The World Health Organization said on Monday the global risk from the deadly virus in China was “high,” admitting an error in its previous reports that said it was “moderate.”
The U.N. health body said in a situation report published late Sunday that the risk was “very high in China, high at the regional level and high at the global level.”
In a footnote, the WHO said there had been an “error” in previous communications published on Thursday, Friday, and Saturday which “incorrectly” said the global risk was “moderate.”
Asked for more detail, WHO spokeswoman Fadela Chaib said only that it was “an error in the wording.”

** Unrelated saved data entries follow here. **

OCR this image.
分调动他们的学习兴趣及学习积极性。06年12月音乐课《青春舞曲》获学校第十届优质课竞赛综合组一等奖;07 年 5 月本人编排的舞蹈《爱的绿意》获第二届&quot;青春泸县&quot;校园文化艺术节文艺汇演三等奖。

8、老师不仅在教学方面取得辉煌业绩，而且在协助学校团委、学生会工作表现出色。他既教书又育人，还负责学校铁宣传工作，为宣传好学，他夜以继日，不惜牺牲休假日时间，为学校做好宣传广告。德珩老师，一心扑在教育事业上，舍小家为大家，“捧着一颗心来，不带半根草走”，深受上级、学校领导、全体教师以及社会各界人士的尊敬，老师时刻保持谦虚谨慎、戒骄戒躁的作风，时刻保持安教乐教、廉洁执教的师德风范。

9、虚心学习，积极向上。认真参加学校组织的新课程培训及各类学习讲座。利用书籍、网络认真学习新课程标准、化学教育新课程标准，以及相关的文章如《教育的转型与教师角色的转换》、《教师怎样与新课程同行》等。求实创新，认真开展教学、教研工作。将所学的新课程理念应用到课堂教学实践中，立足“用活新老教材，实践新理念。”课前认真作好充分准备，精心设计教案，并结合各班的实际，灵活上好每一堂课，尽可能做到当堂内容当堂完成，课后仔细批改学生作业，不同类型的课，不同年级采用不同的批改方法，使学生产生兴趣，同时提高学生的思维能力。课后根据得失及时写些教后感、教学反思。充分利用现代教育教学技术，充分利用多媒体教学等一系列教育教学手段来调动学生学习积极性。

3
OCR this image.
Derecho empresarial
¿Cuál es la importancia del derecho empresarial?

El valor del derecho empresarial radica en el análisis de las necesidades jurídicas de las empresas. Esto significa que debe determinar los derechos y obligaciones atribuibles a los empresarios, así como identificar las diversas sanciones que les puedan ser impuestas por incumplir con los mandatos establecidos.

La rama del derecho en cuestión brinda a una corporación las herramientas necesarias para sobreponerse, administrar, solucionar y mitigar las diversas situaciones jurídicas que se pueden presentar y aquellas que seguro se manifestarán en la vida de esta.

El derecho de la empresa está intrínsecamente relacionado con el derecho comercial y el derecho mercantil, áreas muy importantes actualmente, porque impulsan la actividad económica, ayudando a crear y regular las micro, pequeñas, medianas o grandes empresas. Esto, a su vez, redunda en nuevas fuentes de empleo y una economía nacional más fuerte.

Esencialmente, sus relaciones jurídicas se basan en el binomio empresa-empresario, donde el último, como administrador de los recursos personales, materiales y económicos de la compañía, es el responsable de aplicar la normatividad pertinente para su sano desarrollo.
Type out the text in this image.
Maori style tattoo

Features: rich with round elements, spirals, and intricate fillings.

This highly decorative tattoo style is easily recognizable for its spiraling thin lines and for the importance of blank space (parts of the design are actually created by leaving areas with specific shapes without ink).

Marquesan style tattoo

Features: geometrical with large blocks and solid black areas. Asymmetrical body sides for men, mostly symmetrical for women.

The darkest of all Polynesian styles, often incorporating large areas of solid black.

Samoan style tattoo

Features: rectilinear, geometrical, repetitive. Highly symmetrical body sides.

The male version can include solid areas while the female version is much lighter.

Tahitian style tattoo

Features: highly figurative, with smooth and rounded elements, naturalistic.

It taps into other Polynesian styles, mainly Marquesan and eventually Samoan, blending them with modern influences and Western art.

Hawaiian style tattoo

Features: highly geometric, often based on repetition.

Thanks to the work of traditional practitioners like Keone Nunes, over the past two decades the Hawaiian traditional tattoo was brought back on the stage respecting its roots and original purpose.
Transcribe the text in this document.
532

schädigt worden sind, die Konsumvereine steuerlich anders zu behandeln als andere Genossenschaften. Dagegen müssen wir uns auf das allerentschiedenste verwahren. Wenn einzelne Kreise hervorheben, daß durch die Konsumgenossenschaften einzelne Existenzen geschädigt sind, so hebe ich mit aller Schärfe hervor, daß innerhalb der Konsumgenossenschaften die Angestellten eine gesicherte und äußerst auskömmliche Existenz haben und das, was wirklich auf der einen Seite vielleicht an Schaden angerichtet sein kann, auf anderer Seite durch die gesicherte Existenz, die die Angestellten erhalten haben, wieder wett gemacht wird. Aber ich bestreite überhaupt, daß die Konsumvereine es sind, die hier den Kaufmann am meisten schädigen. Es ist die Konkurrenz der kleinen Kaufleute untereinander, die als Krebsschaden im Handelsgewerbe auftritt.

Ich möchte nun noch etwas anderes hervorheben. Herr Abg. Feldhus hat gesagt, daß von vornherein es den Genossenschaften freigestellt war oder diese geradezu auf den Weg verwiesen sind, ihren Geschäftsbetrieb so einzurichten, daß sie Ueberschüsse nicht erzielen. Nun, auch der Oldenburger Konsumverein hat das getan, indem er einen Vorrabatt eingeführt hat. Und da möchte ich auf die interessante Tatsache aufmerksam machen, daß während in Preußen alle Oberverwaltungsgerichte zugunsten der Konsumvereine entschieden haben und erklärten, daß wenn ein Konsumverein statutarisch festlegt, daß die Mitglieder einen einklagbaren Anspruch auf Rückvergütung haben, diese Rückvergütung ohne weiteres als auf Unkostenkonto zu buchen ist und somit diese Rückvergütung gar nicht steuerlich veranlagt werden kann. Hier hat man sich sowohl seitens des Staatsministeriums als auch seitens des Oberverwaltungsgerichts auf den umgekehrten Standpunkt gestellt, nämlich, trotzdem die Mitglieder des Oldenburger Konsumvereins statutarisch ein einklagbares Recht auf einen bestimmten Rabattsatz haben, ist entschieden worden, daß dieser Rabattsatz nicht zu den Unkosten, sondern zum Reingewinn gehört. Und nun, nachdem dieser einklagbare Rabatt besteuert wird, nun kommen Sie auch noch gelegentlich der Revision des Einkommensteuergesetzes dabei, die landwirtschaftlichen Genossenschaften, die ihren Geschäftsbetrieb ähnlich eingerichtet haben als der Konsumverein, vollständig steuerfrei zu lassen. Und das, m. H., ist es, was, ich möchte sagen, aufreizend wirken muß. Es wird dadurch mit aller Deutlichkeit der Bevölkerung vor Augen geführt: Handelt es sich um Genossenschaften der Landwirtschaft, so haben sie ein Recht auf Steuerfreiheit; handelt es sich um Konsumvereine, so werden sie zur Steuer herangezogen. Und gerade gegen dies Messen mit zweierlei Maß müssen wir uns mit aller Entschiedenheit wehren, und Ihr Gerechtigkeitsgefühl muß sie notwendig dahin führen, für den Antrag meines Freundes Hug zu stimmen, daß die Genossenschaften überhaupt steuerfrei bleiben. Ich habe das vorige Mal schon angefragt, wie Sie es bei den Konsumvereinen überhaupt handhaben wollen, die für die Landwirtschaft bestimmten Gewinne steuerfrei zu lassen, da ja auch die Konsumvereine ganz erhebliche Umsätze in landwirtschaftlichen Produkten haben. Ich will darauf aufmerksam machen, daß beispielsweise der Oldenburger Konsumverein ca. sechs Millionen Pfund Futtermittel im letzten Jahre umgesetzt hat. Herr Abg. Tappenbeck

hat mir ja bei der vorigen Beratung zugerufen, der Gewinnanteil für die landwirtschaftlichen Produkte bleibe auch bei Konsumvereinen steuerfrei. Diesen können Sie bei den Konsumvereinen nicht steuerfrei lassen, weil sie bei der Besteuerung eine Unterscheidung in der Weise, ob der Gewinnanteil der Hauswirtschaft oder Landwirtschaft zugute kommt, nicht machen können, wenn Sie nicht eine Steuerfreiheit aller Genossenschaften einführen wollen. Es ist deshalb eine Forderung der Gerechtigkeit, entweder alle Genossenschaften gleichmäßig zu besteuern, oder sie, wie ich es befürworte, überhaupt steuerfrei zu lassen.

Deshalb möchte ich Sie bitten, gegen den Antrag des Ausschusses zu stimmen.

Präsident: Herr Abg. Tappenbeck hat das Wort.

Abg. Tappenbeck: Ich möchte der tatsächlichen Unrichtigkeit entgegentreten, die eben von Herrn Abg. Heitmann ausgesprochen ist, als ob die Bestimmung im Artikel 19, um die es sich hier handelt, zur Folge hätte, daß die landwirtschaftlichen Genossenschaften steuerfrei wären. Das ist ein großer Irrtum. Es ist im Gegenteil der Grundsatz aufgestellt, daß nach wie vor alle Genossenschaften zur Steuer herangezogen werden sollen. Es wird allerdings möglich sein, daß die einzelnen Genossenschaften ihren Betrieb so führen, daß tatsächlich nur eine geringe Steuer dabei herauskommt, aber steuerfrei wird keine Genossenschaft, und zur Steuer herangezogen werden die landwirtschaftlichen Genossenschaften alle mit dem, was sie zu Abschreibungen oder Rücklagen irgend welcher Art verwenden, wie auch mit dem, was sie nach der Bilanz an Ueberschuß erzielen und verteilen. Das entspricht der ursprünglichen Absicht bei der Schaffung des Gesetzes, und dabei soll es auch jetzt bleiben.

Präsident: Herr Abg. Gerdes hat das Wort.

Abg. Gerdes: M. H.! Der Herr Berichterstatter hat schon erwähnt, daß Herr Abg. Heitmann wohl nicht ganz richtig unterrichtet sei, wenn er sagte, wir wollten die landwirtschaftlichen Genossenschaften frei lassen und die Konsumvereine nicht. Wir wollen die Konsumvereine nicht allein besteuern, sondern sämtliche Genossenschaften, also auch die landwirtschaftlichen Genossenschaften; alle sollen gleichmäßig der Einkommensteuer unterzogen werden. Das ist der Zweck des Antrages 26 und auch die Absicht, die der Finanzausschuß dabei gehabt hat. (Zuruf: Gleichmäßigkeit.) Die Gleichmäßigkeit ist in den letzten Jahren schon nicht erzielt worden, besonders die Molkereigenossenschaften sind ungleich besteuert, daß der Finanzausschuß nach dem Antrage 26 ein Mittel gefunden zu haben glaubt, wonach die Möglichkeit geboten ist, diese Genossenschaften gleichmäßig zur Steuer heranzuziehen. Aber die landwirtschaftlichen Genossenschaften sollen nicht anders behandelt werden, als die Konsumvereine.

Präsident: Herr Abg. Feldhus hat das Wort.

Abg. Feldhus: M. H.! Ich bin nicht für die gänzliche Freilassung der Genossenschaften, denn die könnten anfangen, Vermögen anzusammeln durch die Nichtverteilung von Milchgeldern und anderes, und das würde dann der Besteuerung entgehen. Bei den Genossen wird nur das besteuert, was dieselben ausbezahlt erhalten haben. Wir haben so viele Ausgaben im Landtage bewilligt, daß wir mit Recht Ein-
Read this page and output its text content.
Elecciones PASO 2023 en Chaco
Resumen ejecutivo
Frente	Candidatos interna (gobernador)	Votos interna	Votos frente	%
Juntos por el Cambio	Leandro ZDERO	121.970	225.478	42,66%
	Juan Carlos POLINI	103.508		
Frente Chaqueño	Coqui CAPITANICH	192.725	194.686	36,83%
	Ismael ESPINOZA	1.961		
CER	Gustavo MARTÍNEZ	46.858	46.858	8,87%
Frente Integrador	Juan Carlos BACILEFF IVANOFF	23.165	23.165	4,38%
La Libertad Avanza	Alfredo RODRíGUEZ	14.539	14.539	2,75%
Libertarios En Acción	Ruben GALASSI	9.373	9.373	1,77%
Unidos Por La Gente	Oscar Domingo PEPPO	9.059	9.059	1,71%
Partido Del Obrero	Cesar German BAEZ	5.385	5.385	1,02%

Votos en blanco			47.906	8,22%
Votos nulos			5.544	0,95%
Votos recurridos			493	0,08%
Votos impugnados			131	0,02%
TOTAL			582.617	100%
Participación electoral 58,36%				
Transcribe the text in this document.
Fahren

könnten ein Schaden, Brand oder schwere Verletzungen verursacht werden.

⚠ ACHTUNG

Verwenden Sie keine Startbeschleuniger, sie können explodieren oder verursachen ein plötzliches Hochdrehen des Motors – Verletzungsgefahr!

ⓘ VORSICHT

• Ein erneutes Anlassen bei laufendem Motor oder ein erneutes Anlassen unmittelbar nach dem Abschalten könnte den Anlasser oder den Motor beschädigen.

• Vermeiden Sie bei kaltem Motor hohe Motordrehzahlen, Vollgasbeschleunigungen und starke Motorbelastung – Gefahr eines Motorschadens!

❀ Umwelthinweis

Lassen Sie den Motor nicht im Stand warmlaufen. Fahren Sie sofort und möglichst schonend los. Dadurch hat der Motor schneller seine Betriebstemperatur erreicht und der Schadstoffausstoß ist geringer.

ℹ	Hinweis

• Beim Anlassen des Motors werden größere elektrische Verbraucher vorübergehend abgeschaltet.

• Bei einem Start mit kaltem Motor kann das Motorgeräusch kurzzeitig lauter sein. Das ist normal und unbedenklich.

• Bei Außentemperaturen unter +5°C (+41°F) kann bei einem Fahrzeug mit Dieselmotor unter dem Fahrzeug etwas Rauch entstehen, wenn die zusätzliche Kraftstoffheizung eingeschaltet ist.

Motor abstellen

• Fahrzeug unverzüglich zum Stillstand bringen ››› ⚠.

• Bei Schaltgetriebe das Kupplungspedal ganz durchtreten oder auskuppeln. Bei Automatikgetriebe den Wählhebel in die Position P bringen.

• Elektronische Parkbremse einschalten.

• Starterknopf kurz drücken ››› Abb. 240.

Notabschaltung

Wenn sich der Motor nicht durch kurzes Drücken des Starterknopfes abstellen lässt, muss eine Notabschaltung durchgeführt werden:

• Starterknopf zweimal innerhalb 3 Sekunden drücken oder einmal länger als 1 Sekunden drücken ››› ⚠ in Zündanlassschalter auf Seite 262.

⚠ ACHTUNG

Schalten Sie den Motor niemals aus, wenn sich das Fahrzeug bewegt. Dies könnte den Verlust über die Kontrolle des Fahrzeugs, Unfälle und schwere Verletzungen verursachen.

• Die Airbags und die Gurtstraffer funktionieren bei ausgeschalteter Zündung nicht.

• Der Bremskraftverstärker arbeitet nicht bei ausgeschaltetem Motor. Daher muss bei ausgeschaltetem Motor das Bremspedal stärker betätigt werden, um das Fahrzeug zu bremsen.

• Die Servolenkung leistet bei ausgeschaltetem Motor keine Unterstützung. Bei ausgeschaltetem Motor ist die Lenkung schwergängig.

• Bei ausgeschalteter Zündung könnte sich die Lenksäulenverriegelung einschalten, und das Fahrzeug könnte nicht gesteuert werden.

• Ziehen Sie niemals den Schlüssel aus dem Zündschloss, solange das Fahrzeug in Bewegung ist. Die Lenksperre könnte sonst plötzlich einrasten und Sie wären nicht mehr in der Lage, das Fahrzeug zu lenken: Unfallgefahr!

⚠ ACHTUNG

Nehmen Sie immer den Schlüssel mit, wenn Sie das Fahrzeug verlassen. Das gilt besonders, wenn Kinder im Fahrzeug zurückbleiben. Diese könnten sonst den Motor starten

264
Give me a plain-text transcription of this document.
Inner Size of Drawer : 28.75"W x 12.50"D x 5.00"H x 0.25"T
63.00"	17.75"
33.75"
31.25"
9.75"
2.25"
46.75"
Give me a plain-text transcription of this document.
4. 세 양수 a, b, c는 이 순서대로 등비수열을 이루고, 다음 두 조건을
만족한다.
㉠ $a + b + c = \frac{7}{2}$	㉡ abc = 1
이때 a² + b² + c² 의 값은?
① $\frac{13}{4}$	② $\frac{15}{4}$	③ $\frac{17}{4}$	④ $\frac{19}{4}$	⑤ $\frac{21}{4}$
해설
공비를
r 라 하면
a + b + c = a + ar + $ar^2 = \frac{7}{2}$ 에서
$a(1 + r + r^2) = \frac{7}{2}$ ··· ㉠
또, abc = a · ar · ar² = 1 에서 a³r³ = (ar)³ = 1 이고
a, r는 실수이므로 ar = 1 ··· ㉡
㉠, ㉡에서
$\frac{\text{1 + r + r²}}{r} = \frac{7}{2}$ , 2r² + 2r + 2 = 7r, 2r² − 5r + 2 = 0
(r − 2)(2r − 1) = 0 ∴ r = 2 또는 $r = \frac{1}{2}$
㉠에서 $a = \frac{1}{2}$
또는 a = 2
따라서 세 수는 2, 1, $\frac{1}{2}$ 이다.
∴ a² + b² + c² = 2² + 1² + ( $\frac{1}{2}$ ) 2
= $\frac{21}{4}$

The WHO on Thursday stopped short of declaring the virus an international public health emergency – a rare designation used only for the most severe outbreaks that could trigger more concerted international action.
WHO chief Tedros Adhanom Ghebreyesus, who is visiting China this week to discuss further action to contain the virus, on Thursday said: “This is an emergency in China, but it has not yet become a global health emergency.”
WHO’s cautious approach can be seen in the context of past criticism over its slow or too hasty use of the term, first used for the deadly 2009 H1N1 swine flu pandemic.
During that outbreak, the U.N. health agency was criticized for sparking panic-buying of vaccines with its announcement that year that the outbreak had reached pandemic proportions, and then anger when it turned out the virus was not nearly as dangerous as first thought.
But then in 2014, the WHO met harsh criticism for dragging its feet and downplaying the severity of the Ebola epidemic that ravaged three West Africa countries, claiming more than 11,300 lives by the time it ended in 2016.
Racing Against the Clock
Hundreds of workers are toiling around the clock at the site of a field hospital that China is racing to build within days to treat a rapidly growing number of patients stricken by the deadly virus.
The outline of a floor began to take shape and electrical switchboards were already up on Monday when AFP reporters visited the site of the facility, dubbed “Fire God Mountain,” being built in Wuhan, the central city where the coronavirus first emerged.
It is one of two makeshift hospitals that Chinese authorities are rushing to build within days in the city of 11 million people to relieve medical facilities swamped with patients waiting for hours to see doctors.
The 25,000-square-metre hospital will have between 700 and 1,000 beds to treat patients of a pneumonia-like virus that has killed 81 people — mostly in Wuhan — and infected more than 2,700 across the country.
The second facility will have 1,300 beds.
“We’ve mobilized all the workers left in Wuhan to work in shifts to ensure round-the-clock construction,” Zhang Chongxi, general manager of the road and bridge company of Wuhan Construction, was quoted as saying by the official Xinhua news agency.